Lists have become super-sized. No one is content with just 10 any more. It has to be 20, 50, 100. Blame it on my generation's belief that they don't have to choose. They can have it all. I am guilty of it, too, so this year I have resolved to make choices. My lists will be kept to ten regardless of how painful it will be to leave off some deserving choices. Heck, I won't even mention the runners-up. Ten and I'm sticking to it. We start with songs.
07
"Golden Inhibition Destroyer" by Warm in the Wake
Album: Gold Dust Trail EP
Like Keren Ann's "Lay Your Head Down," Warm in the Wake's "Golden Inhibition Destroyer" was a Song of the Week selection this year. The song's Southern rock sound is pleasant enough, big guitars and shuffling drums underscore cryptic lyrics.

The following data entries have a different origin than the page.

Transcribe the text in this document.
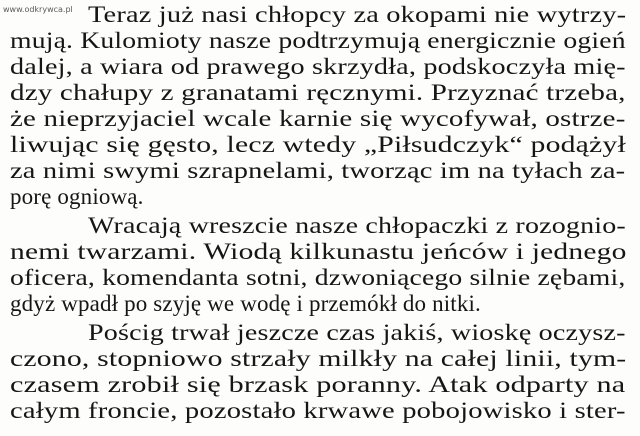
www.odkrywca.pl Teraz już nasi chłopcy za okopami nie wytrzy-
mują. Kulomioty nasze podtrzymują energicznie ogień
dalej, a wiara od prawego skrzydła, podskoczyła mię-
dzy chałupy z granatami ręcznymi. Przyznać trzeba,
że nieprzyjaciel wcale karnie się wycofywał, ostrze-
liwując się gęsto, lecz wtedy „Piłsudczyk“ podążył
za nimi swymi szrapnelami, tworząc im na tyłach za-
porę ogniową.
Wracają wreszcie nasze chłopaczki z rozognio-
nemi twarzami. Wiodą kilkunastu jeńców i jednego
oficera, komendanta sotni, dzwoniącego silnie zębami,
gdyż wpadł po szyję we wodę i przemókł do nitki.
Pościg trwał jeszcze czas jakiś, wioskę oczysz-
czono, stopniowo strzały milkły na całej linii, tym-
czasem zrobił się brzask poranny. Atak odparty na
całym froncie, pozostało krwawe pobojowisko i ster-
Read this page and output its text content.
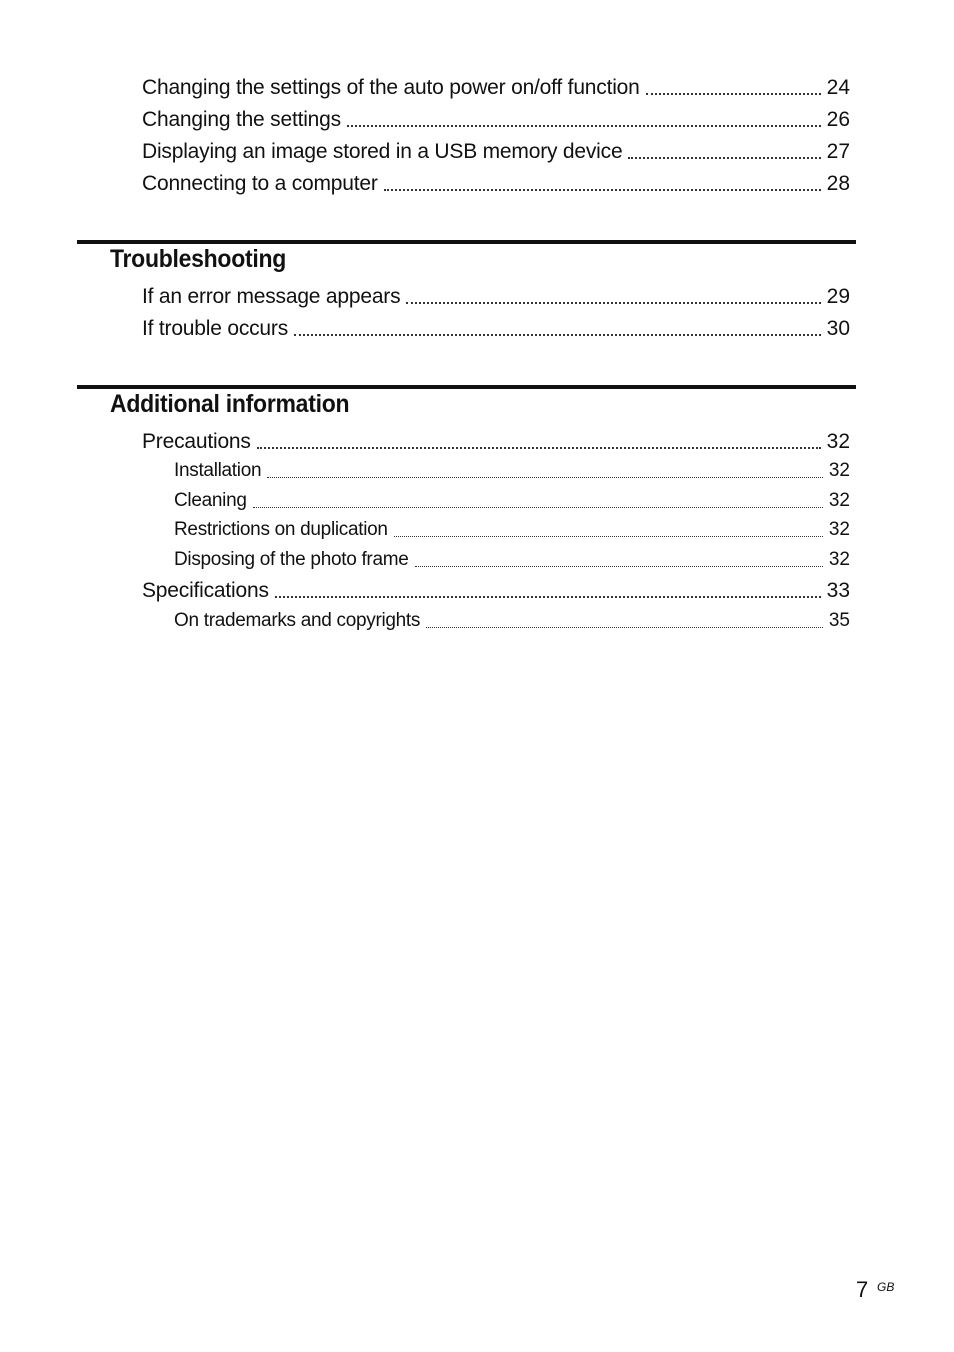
Changing the settings of the auto power on/off function	24
Changing the settings	26
Displaying an image stored in a USB memory device	27
Connecting to a computer	28
Troubleshooting
If an error message appears	29
If trouble occurs	30
Additional information
Precautions	32
Installation	32
Cleaning	32
Restrictions on duplication	32
Disposing of the photo frame	32
Specifications	33
On trademarks and copyrights	35
7 GB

This would be enough for a decent, enjoyable song, but what takes "Golden Inhibition Destroyer" to the next level, what makes it a a song worthy of playing over and over again, occurs with a minute and a half remaining in the song, after the last lyric has been sung. At this point a piano solo begins as the drums roll a martial beat. The piano builds ever so gradually but soon it is colliding with the drums, rising then cascading to the verge of collapse. But it doesn't. It is an exercise in controlled breakdown. We never fear that the song will fall apart because what we heard before proved to us that Warm in the Wake knows its formula. Yet they also know it well enough to deviate from it and reveal what else is possible--ithin reason and without spiraling out of control. It is, I suppose, a "safe" song, but it is only so because Warm in the Wake know too well what they are doing as musicians that they don't leave a wreck of a song in the wake after all is done.